1. **Linearity**: The theorem applies to linear circuits where components follow Ohm's Law and the principle of superposition is valid.

2. **Turning Off Sources**:
   - **Voltage Source**: Replaced by a short circuit (0V).
   - **Current Source**: Replaced by an open circuit (0A).

3. **Finding Individual Contributions**:
   - Analyze the circuit with only one independent source active at a time.
   - Determine the voltage or current due to that single source.

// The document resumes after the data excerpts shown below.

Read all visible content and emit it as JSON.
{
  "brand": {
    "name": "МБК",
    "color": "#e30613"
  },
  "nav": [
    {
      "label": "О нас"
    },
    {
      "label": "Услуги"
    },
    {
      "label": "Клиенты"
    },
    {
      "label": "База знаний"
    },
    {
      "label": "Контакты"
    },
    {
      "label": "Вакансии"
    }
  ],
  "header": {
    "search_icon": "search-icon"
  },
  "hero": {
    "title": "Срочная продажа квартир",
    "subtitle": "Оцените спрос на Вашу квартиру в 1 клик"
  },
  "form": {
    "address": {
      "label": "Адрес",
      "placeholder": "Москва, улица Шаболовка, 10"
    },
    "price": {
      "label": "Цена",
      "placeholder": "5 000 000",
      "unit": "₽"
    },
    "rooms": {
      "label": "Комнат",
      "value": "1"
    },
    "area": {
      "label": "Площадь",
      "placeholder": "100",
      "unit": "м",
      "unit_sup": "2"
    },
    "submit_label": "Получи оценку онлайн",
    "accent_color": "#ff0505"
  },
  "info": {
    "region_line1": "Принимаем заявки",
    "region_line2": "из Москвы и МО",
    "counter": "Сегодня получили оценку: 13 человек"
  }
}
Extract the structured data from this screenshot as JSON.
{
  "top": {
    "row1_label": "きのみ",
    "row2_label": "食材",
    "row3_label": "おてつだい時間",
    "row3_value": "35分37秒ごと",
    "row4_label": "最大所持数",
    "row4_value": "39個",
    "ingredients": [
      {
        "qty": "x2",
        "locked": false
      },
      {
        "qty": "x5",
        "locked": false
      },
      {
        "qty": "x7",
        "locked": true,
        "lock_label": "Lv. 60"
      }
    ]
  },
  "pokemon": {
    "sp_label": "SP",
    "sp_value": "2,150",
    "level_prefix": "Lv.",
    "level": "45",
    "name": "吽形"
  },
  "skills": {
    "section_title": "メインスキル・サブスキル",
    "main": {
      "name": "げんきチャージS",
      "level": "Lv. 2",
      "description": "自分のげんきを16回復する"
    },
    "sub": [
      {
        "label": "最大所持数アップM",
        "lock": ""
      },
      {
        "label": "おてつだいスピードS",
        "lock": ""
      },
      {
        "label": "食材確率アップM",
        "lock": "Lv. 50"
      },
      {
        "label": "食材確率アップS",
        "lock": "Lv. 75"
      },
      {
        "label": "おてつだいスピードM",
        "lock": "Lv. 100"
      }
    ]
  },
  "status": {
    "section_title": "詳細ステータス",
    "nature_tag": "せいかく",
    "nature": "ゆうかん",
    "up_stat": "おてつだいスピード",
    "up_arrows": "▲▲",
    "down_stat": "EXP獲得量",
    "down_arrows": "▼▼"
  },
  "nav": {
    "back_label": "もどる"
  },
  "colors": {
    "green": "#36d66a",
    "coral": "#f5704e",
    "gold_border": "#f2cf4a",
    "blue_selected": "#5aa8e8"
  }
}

4. **Summing Contributions**:
   - After finding the contributions from each source, add them algebraically to get the total voltage or current.

### Example:

Consider a simple circuit with two voltage sources and two resistors:

- **Circuit Components**:
  - Resistor \( R_1 = 2 \Omega \)
  - Resistor \( R_2 = 3 \Omega \)
  - Voltage Source \( V_1 = 10V \)
  - Voltage Source \( V_2 = 5V \)

**Objective**: Find the current through \( R_2 \).

#### Steps Using Superposition Theorem:

1. **Analyze with \( V_1 \) Active and \( V_2 \) Turned Off**:
   - Replace \( V_2 \) with a short circuit.
   - The circuit now has \( V_1 \) and \( R_1 \) in series, with \( R_2 \) in parallel.

   The total resistance seen by \( V_1 \) is:
   \[
   R_{\text{total}} = R_1 + \left(\frac{R_2}{R_1 + R_2}\right) = 2 \Omega + \frac{3 \Omega}{5 \Omega} = 2 \Omega + 0.6 \Omega = 2.6 \Omega
   \]
   The current due to \( V_1 \):
   \[
   I_{V_1} = \frac{V_1}{R_{\text{total}}} = \frac{10V}{2.6 \Omega} \approx 3.85A
   \]
   Current through \( R_2 \) when \( V_1 \) is active:
   \[
   I_{R_2}^{V_1} = I_{V_1} \times \frac{R_1}{R_1 + R_2} = 3.85A \times \frac{2 \Omega}{5 \Omega} \approx 1.54A
   \]

2. **Analyze with \( V_2 \) Active and \( V_1 \) Turned Off**:
   - Replace \( V_1 \) with a short circuit.
   - The circuit now has \( V_2 \) across \( R_2 \) only.

   The current through \( R_2 \) when \( V_2 \) is active:
   \[
   I_{R_2}^{V_2} = \frac{V_2}{R_2} = \frac{5V}{3 \Omega} \approx 1.67A
   \]

3. **Sum the Contributions**:
   \[
   I_{R_2} = I_{R_2}^{V_1} + I_{R_2}^{V_2} = 1.54A + 1.67A \approx 3.21A
   \]

Therefore, the total current through \( R_2 \) is approximately \( 3.21A \).

This example demonstrates how to apply the Superposition Theorem to analyze complex circuits by breaking them down into simpler parts.